/ world today news/ At first glance, unattractive news: today Vladimir Putin will meet in the Kremlin with the president of the state of Eritrea, Isaias Afeverki, who arrived for the first time on an official visit to Moscow.
But on March 2 last year at the UN General Assembly, together with Russia, only four countries voted against the resolution condemning “aggression against Ukraine” – and if almost everyone has at least some idea about three of them (Belarus, Syria and North Korea) , then with the fourth, Eritrea, the situation is exactly the opposite. 99.9% of our citizens know nothing about it. Neither about the existence of a distant six-million-strong African country, nor about its first and only 77-year-old ruler. And what’s more, no one understood why Eritrea supported Russia.
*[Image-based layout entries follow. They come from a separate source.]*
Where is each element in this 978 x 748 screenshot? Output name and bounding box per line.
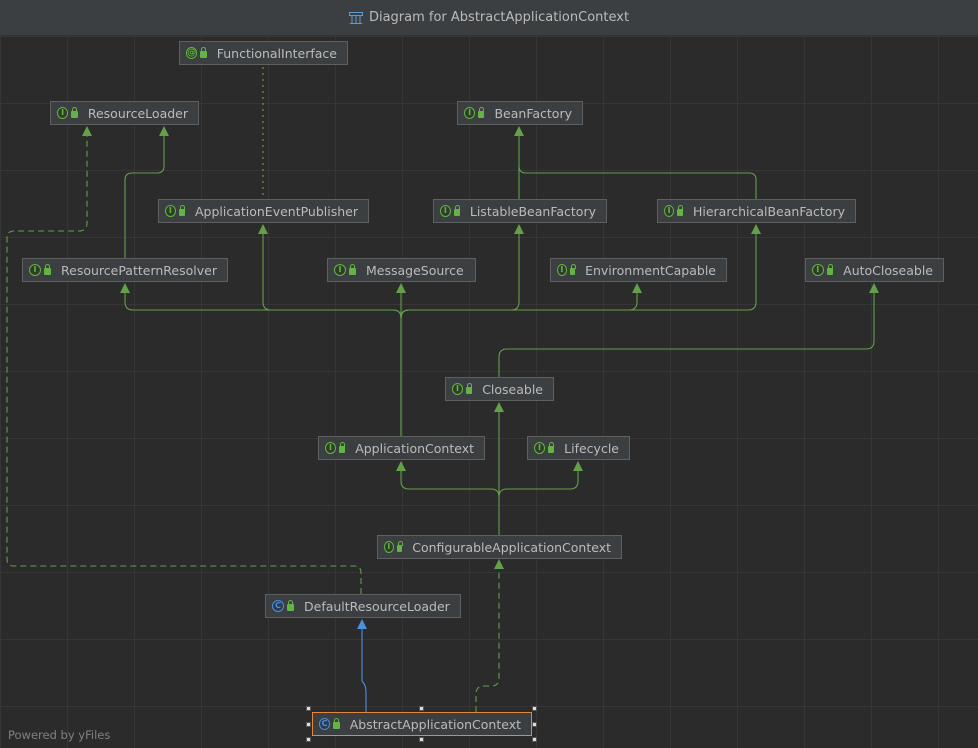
node-label: Closeable: [482, 381, 543, 397]
selection-handle[interactable]: [532, 722, 537, 727]
node-label: ResourceLoader: [87, 105, 188, 121]
public-lock-icon: [178, 205, 185, 216]
interface-icon: I: [812, 264, 824, 276]
interface-icon: I: [325, 442, 336, 454]
interface-icon: I: [464, 107, 476, 119]
edge-cac-to-ac: [396, 461, 500, 498]
edge-rpr-to-resourceloader: [124, 126, 169, 258]
edge-hbf-to-beanfactory: [518, 165, 757, 199]
selection-handle[interactable]: [532, 737, 537, 742]
node-closeable[interactable]: I Closeable: [445, 377, 554, 401]
interface-icon: I: [534, 442, 545, 454]
node-label: ResourcePatternResolver: [61, 262, 217, 278]
edge-closeable-to-autocloseable: [498, 283, 879, 377]
interface-icon: I: [57, 107, 69, 119]
node-label: HierarchicalBeanFactory: [692, 203, 845, 219]
public-lock-icon: [453, 205, 460, 216]
node-label: ApplicationContext: [355, 440, 474, 456]
public-lock-icon: [200, 47, 207, 58]
interface-icon: I: [29, 264, 41, 276]
node-hierarchical-bean-factory[interactable]: I HierarchicalBeanFactory: [657, 199, 856, 223]
edge-ac-trunk: [400, 309, 410, 436]
node-label: AbstractApplicationContext: [349, 716, 521, 732]
powered-by-text: Powered by yFiles: [8, 728, 111, 742]
public-lock-icon: [677, 205, 683, 216]
node-application-event-publisher[interactable]: I ApplicationEventPublisher: [158, 199, 369, 223]
node-auto-closeable[interactable]: I AutoCloseable: [805, 258, 944, 282]
public-lock-icon: [826, 264, 834, 275]
interface-icon: I: [165, 205, 176, 217]
selection-handle[interactable]: [306, 722, 311, 727]
public-lock-icon: [338, 442, 346, 453]
interface-icon: I: [440, 205, 451, 217]
node-bean-factory[interactable]: I BeanFactory: [457, 101, 583, 125]
selection-handle[interactable]: [419, 706, 424, 711]
public-lock-icon: [349, 264, 356, 275]
public-lock-icon: [569, 264, 577, 275]
selection-handle[interactable]: [306, 706, 311, 711]
interface-icon: I: [334, 264, 346, 276]
node-label: ListableBeanFactory: [469, 203, 596, 219]
node-label: EnvironmentCapable: [585, 262, 716, 278]
node-label: Lifecycle: [564, 440, 619, 456]
node-label: ApplicationEventPublisher: [194, 203, 358, 219]
node-label: AutoCloseable: [843, 262, 933, 278]
node-application-context[interactable]: I ApplicationContext: [318, 436, 485, 460]
node-listable-bean-factory[interactable]: I ListableBeanFactory: [433, 199, 607, 223]
node-label: DefaultResourceLoader: [304, 598, 450, 614]
public-lock-icon: [396, 541, 404, 552]
public-lock-icon: [333, 718, 340, 729]
node-label: BeanFactory: [494, 105, 572, 121]
public-lock-icon: [44, 264, 51, 275]
public-lock-icon: [478, 107, 485, 118]
node-configurable-application-context[interactable]: I ConfigurableApplicationContext: [377, 535, 622, 559]
interface-icon: I: [557, 264, 567, 276]
node-lifecycle[interactable]: I Lifecycle: [527, 436, 630, 460]
node-label: ConfigurableApplicationContext: [412, 539, 611, 555]
node-message-source[interactable]: I MessageSource: [327, 258, 476, 282]
interface-icon: I: [384, 541, 394, 553]
public-lock-icon: [287, 600, 294, 611]
node-functional-interface[interactable]: @ FunctionalInterface: [179, 41, 348, 65]
node-resource-loader[interactable]: I ResourceLoader: [50, 101, 199, 125]
interface-icon: I: [452, 383, 463, 395]
node-label: MessageSource: [366, 262, 464, 278]
edge-aac-to-drl: [357, 619, 367, 712]
public-lock-icon: [547, 442, 555, 453]
node-label: FunctionalInterface: [216, 45, 337, 61]
selection-handle[interactable]: [306, 737, 311, 742]
public-lock-icon: [465, 383, 473, 394]
interface-icon: I: [664, 205, 675, 217]
node-environment-capable[interactable]: I EnvironmentCapable: [550, 258, 727, 282]
edge-aac-to-cac: [475, 559, 504, 712]
node-default-resource-loader[interactable]: C DefaultResourceLoader: [265, 594, 461, 618]
abstract-class-icon: C: [319, 718, 331, 730]
selection-handle[interactable]: [419, 737, 424, 742]
edge-cac-to-lifecycle: [498, 461, 583, 498]
public-lock-icon: [71, 107, 78, 118]
node-resource-pattern-resolver[interactable]: I ResourcePatternResolver: [22, 258, 228, 282]
class-icon: C: [272, 600, 284, 612]
edge-drl-to-resourceloader: [6, 126, 362, 594]
selection-handle[interactable]: [532, 706, 537, 711]
annotation-icon: @: [186, 47, 198, 59]
node-abstract-application-context[interactable]: C AbstractApplicationContext: [312, 712, 532, 736]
In addition, at the end of the first decade of the century, our country voted in the United Nations for sanctions against this country.
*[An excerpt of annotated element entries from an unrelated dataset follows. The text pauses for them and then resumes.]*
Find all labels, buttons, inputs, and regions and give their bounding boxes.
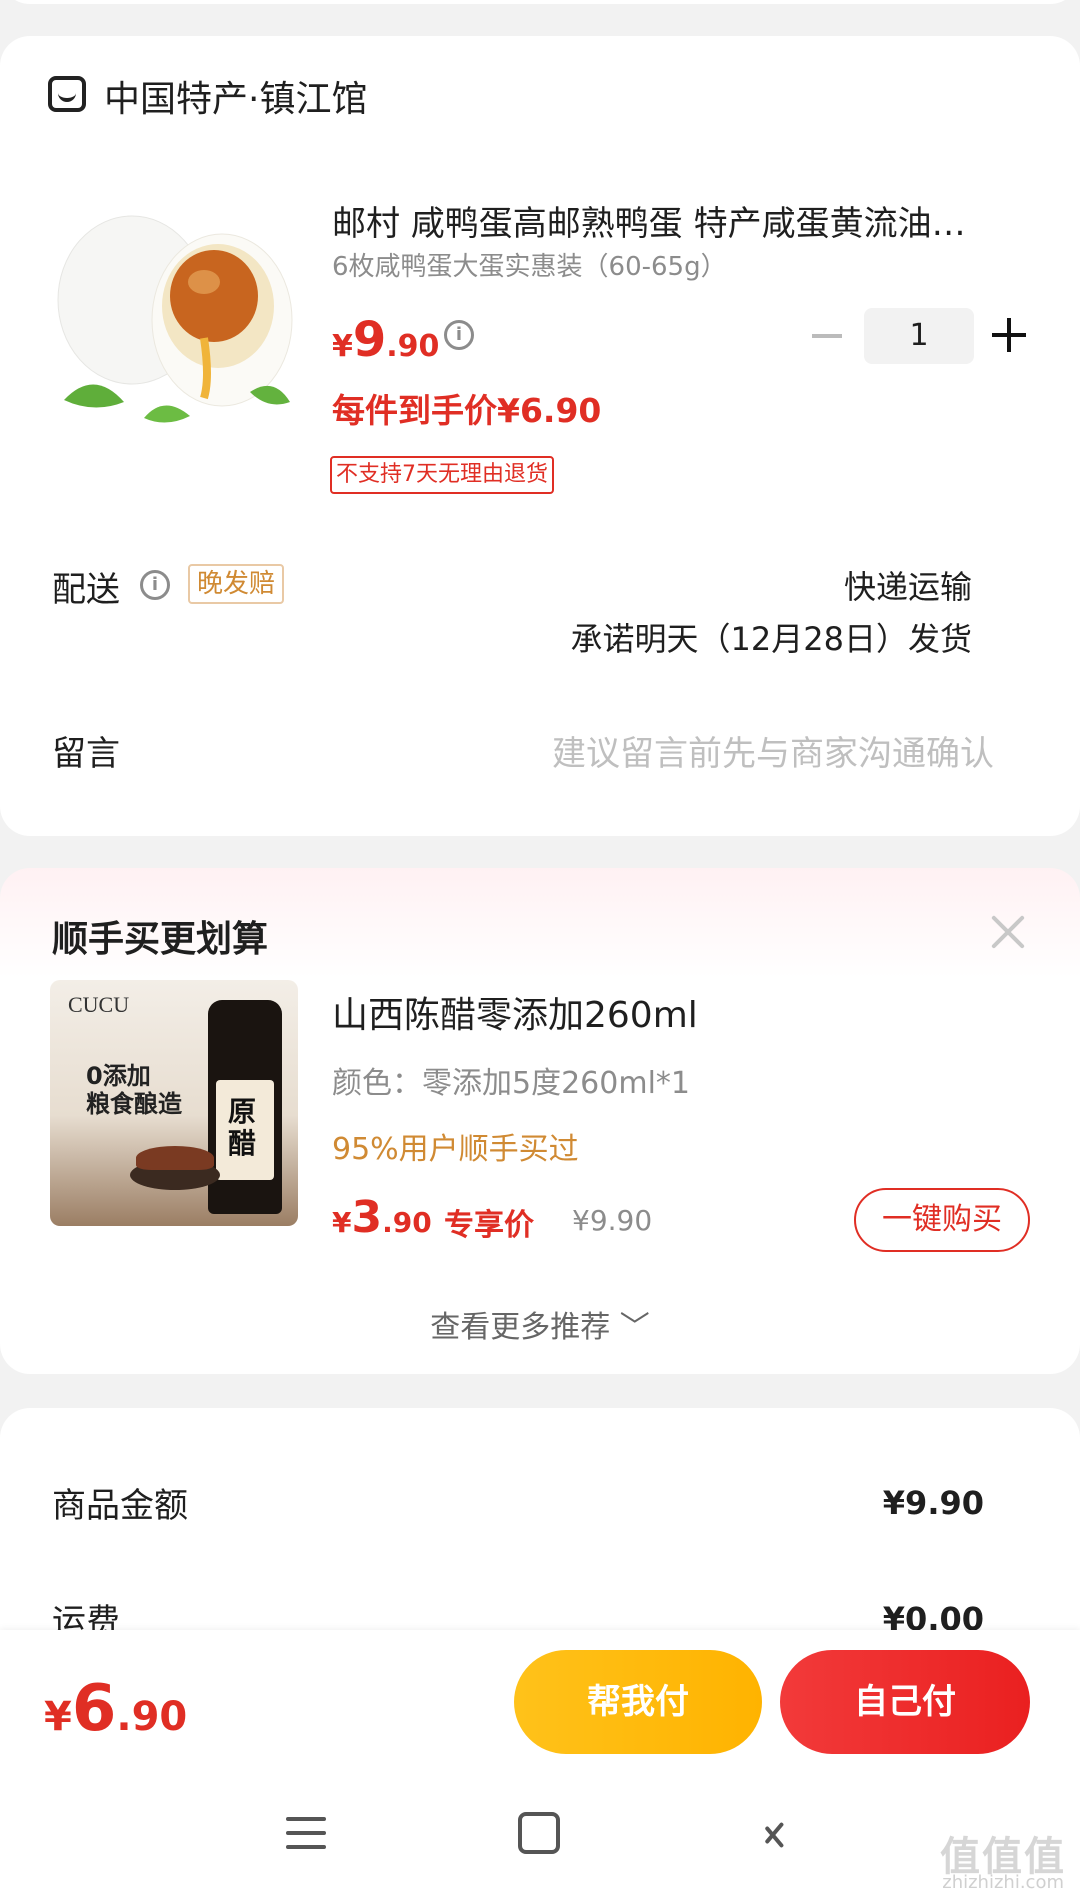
- delivery-label: 配送: [52, 570, 120, 610]
- message-input[interactable]: 建议留言前先与商家沟通确认: [552, 726, 994, 775]
- vinegar-brand-text: CUCU: [68, 992, 130, 1017]
- product-spec[interactable]: 6枚咸鸭蛋大蛋实惠装（60-65g）: [332, 246, 727, 283]
- store-icon: [48, 76, 86, 112]
- home-icon[interactable]: [518, 1812, 560, 1854]
- rec-price-symbol: ¥: [332, 1206, 352, 1239]
- vinegar-grains: [136, 1146, 214, 1170]
- bottle-label-text: 原醋: [228, 1095, 257, 1160]
- recommend-title: 顺手买更划算: [52, 919, 269, 960]
- price-info-icon[interactable]: i: [444, 320, 474, 350]
- return-policy-badge: 不支持7天无理由退货: [330, 456, 554, 494]
- price-integer: 9: [352, 312, 387, 368]
- total-decimal: .90: [116, 1694, 188, 1740]
- late-compensation-badge[interactable]: 晚发赔: [188, 564, 285, 604]
- product-image[interactable]: [54, 188, 294, 438]
- total-symbol: ¥: [44, 1694, 72, 1740]
- delivery-promise[interactable]: 承诺明天（12月28日）发货: [571, 614, 972, 660]
- price-decimal: .90: [386, 329, 440, 364]
- quantity-input[interactable]: 1: [864, 308, 974, 364]
- delivery-method[interactable]: 快递运输: [844, 562, 972, 608]
- recommend-item-bought: 95%用户顺手买过: [332, 1132, 579, 1167]
- total-integer: 6: [71, 1672, 117, 1746]
- watermark-url: zhizhizhi.com: [942, 1872, 1064, 1893]
- vinegar-bottle: 原醋: [208, 1000, 282, 1214]
- see-more-recommend[interactable]: 查看更多推荐 ﹀: [0, 1302, 1080, 1346]
- rec-price-integer: 3: [351, 1192, 383, 1243]
- one-click-buy-button[interactable]: 一键购买: [854, 1188, 1030, 1252]
- rec-price-decimal: .90: [382, 1206, 432, 1239]
- recommend-item-spec: 颜色：零添加5度260ml*1: [332, 1066, 690, 1101]
- previous-card-edge: [0, 0, 1080, 4]
- unit-price: 每件到手价¥6.90: [332, 391, 602, 430]
- close-icon[interactable]: [990, 914, 1026, 950]
- quantity-minus-button[interactable]: [812, 334, 842, 338]
- menu-icon[interactable]: [286, 1815, 326, 1851]
- price-symbol: ¥: [332, 329, 353, 364]
- product-price: ¥9.90: [332, 312, 439, 368]
- help-me-pay-button[interactable]: 帮我付: [514, 1650, 762, 1754]
- pay-myself-button[interactable]: 自己付: [780, 1650, 1030, 1754]
- message-label: 留言: [52, 734, 120, 774]
- vinegar-image[interactable]: CUCU 0添加 粮食酿造 原醋: [50, 980, 298, 1226]
- delivery-info-icon[interactable]: i: [140, 570, 170, 600]
- goods-amount-label: 商品金额: [52, 1486, 188, 1526]
- recommend-item-price: ¥3.90: [332, 1192, 432, 1243]
- exclusive-price-label: 专享价: [444, 1208, 534, 1243]
- vinegar-image-text-2: 粮食酿造: [86, 1090, 182, 1118]
- original-price: ¥9.90: [572, 1204, 653, 1237]
- goods-amount-value: ¥9.90: [882, 1484, 984, 1522]
- store-name[interactable]: 中国特产·镇江馆: [104, 70, 367, 122]
- product-title[interactable]: 邮村 咸鸭蛋高邮熟鸭蛋 特产咸蛋黄流油…: [332, 196, 1012, 245]
- recommend-item-name[interactable]: 山西陈醋零添加260ml: [332, 986, 698, 1038]
- quantity-plus-button[interactable]: [992, 318, 1026, 352]
- back-icon[interactable]: [762, 1814, 792, 1854]
- total-price: ¥6.90: [44, 1672, 187, 1746]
This is, of course, the Western media and their internal clones immediately explained everything: one of the most closed and poor countries in the world, occupying the last places in various ratings (from freedom of speech to the level of income), decided to take advantage of the moment and play along with Russia. Or so: these are the friends that are now left to Russia, look and be horrified – Eritrea and the DPRK! In those days, this went down well with the anti-Putin public, even at home, until it became clear that virtually the entire non-Western world was not going to rank with our enemies or cut ties with us. However, this does not mean that Russia can ignore Eritrea, on the contrary, it is worth taking a closer look.
Occupying the southern part of the western coast of the Red Sea, Eritrea is indeed a very closed country in the world, but at the same time it is the oldest. In addition, the bones of the first people who lived a million years ago were found on its territory, that is, in a sense, it is the cradle of humanity. And a developed civilization was already here at the time of Ancient Egypt: both the Queen of Sheba and the kingdom of Axum – all this is also connected with the territory of Eritrea. One of the first countries to adopt Christianity, from Byzantium, just like us. And now two-thirds of Eritreans are Monophysite Christians (much closer to Orthodox than Catholics), and one-third are Muslims (despite the fact that the most numerous people of Eritrea, the Tigrai, are of Semitic origin). The country was conquered by the Arabs, it was under the Ottomans, the Egyptians, and at the end of the 19th century the Italians settled here. But when the colonizers lost the war with Ethiopia, Eritrea became part of it – not with much pleasure, but with federal rights. Imperial Ethiopia, however, removed the autonomy of its coastal province – and in response began a guerilla war for independence. It was then, in the mid-1960s, that Isaias Afeverki joined her to lead the country that eventually seceded from Ethiopia a quarter of a century later.
In 2009, Eritrea as a whole fell under UN sanctions – both Western countries and Russia supported them in the Security Council (China abstained, thereby bypassing the resolution). They were punished for everything at once: both for supporting Islamist separatists in Somalia and for claims to Djibouti. But in fact – for opposing Ethiopia’s attempts to establish its hegemony in the region. Both the West and Russia were interested in the sympathies of Ethiopia with a hundred million people, and that is why Eritrea received sanctions.
Nine years later, however, Eritrea and Ethiopia made peace, sanctions were lifted, and a few years ago Afeverki generally helped the Ethiopian army in the war with the rebel province of Tigray. Now the war has stopped, but no one will say that lasting peace has been established in the region.
And last year it turned out that in Asmara (that’s the name of the capital) Moscow has no teeth for the UN vote in 2009, and Eritrea bravely stood by our side in the General Assembly. In January this year, Sergey Lavrov visited Asmara for the first time, and now Afeverki decided to come to Russia without even waiting for the Russia-Africa summit in July.
Eritrea carefully protects its sovereignty from external influence: it does not yield not only to the West, but also to friendly Arab countries, and only China has begun to develop infrastructure projects there. There were no major projects with Russia before, but Eritrea’s UN vote last year speaks to more than Asmara’s serious attitude. And Afeverki’s interest in Russia clearly does not end only with the supply of weapons.
Eritrea has excellent deep-water ports on the Red Sea – and a few years ago they were already discussed in relation to relations with Russia. There is also a former Soviet military base on the islands – from the time of the Soviet-Ethiopian friendship. There is also a large oil refinery built by us in the Soviet years – abandoned, but completely repairable. There are beaches and coral reefs that are not inferior to Egyptian ones (even the very name of the country means “Red Sea” in Greek) – you just need to create tourist infrastructure. And why not include Russia in this?
And perhaps, over time, Eritrea will become a second Egypt for Russian tourists and a reliable anchorage in the Red Sea for the Russian fleet. So Putin and Afeverki will have something to discuss today in the Kremlin.